AI engineering is a different animal

John Gruber has written a lot this week on how Apple missed the Siri deadline:

When Apple showed a feature, you could bank on that feature being real. When they said something was set to ship in the coming year, it would ship in the coming year. In the worst case, maybe that “year” would have to be stretched to 13 or 14 months. You can stretch the truth and maintain credibility, but you can’t maintain credibility with bullshit. And the “more personalized Siri” features, it turns out, were bullshit.

I have no inside baseball on this particular setback. But I can tell you, Apple wouldn't be the first company to get bitten by slotting AI research into engineering planning windows.

For 30 years, ever since CPUs were pretty well understood animals and memory was more than a few kilobytes, software engineering has been a deterministic profession. You design the interface, you write the spec, you figure out constraints, then you write the code. Rinse and repeat. Great engineers can see most of the major roadblocks in the way because they can visualize how to get from Point A to Point B. You make progress day by day. You pull some all-nighters. And before you know it you have enough features to make a product.
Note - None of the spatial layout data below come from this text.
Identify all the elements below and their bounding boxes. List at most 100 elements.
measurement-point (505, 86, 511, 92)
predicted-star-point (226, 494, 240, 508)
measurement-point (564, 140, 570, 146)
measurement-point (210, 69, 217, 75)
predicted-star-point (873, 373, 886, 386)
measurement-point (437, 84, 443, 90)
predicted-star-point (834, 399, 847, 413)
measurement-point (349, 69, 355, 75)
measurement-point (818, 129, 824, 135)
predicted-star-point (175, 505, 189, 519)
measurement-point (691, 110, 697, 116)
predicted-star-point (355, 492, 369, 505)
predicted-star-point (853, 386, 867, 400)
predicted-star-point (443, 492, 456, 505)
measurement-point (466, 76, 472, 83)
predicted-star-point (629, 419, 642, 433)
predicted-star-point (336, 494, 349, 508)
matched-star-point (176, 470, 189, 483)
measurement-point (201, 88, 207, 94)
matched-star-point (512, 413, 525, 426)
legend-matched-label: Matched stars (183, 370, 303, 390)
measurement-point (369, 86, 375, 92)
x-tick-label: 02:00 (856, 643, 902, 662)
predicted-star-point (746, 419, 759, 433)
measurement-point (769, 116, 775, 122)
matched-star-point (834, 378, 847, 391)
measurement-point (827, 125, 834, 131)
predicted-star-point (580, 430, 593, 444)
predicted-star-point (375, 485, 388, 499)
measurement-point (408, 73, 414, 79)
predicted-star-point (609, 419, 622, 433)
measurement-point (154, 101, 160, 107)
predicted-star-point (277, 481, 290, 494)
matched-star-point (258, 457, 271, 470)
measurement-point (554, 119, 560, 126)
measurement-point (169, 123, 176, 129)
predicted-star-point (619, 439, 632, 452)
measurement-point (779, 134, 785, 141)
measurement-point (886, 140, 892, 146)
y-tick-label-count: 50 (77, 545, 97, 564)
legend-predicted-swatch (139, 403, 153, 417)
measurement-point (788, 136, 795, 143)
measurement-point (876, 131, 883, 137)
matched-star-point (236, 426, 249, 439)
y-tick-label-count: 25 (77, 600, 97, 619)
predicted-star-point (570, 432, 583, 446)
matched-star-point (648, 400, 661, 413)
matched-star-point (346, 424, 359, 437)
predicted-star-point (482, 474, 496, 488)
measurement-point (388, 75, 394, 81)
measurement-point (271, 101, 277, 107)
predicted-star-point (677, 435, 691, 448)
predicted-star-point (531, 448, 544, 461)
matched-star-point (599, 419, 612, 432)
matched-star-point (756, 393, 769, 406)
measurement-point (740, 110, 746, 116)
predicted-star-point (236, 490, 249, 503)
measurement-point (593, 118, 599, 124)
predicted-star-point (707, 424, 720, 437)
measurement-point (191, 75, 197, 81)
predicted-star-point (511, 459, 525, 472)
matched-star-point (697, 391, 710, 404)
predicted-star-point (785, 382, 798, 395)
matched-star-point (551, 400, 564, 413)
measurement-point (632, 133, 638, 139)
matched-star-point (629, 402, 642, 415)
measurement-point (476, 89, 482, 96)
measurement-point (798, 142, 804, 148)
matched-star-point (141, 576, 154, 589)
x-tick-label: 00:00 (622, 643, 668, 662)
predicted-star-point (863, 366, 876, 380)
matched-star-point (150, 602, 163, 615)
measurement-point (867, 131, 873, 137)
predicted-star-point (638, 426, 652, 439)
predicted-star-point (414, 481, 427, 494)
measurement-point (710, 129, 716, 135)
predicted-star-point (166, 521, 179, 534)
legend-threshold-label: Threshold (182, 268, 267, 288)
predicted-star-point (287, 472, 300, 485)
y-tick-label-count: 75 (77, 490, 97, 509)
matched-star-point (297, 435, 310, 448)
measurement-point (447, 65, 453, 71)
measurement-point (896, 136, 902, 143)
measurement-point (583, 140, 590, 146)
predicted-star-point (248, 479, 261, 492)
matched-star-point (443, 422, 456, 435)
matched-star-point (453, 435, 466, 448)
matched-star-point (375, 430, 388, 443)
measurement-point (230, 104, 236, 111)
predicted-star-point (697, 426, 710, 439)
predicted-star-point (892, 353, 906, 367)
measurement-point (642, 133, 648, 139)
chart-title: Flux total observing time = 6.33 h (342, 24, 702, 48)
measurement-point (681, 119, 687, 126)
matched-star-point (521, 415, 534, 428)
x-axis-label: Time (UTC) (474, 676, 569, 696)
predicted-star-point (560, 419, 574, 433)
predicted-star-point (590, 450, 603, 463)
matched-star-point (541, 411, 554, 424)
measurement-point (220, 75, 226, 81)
Engineering can have measurable progress week over week and month over month. Deadlines are still missed but you can typically see them before they happen. Half of the whole scrum/agile movement was built with the goal of project tracking.¹ If someone is constantly behind their target launch dates on each individual feature, you're probably going to miss the final milestone. If someone is on-track throughout, they can usually wrap it up.

AI is not like that. Deep transformer architectures perhaps the least of all. I'm reminded of this xkcd comic that rings true even now. Back when I was leading an ML research team, I always had to tell other departments: until we've done it, we haven't done it. You can make 0% progress for months only to one day hit the right combination of data, architecture, and training configurations that solve the problem. You might even get to 95% of the solution only for that last 5% to be impossible.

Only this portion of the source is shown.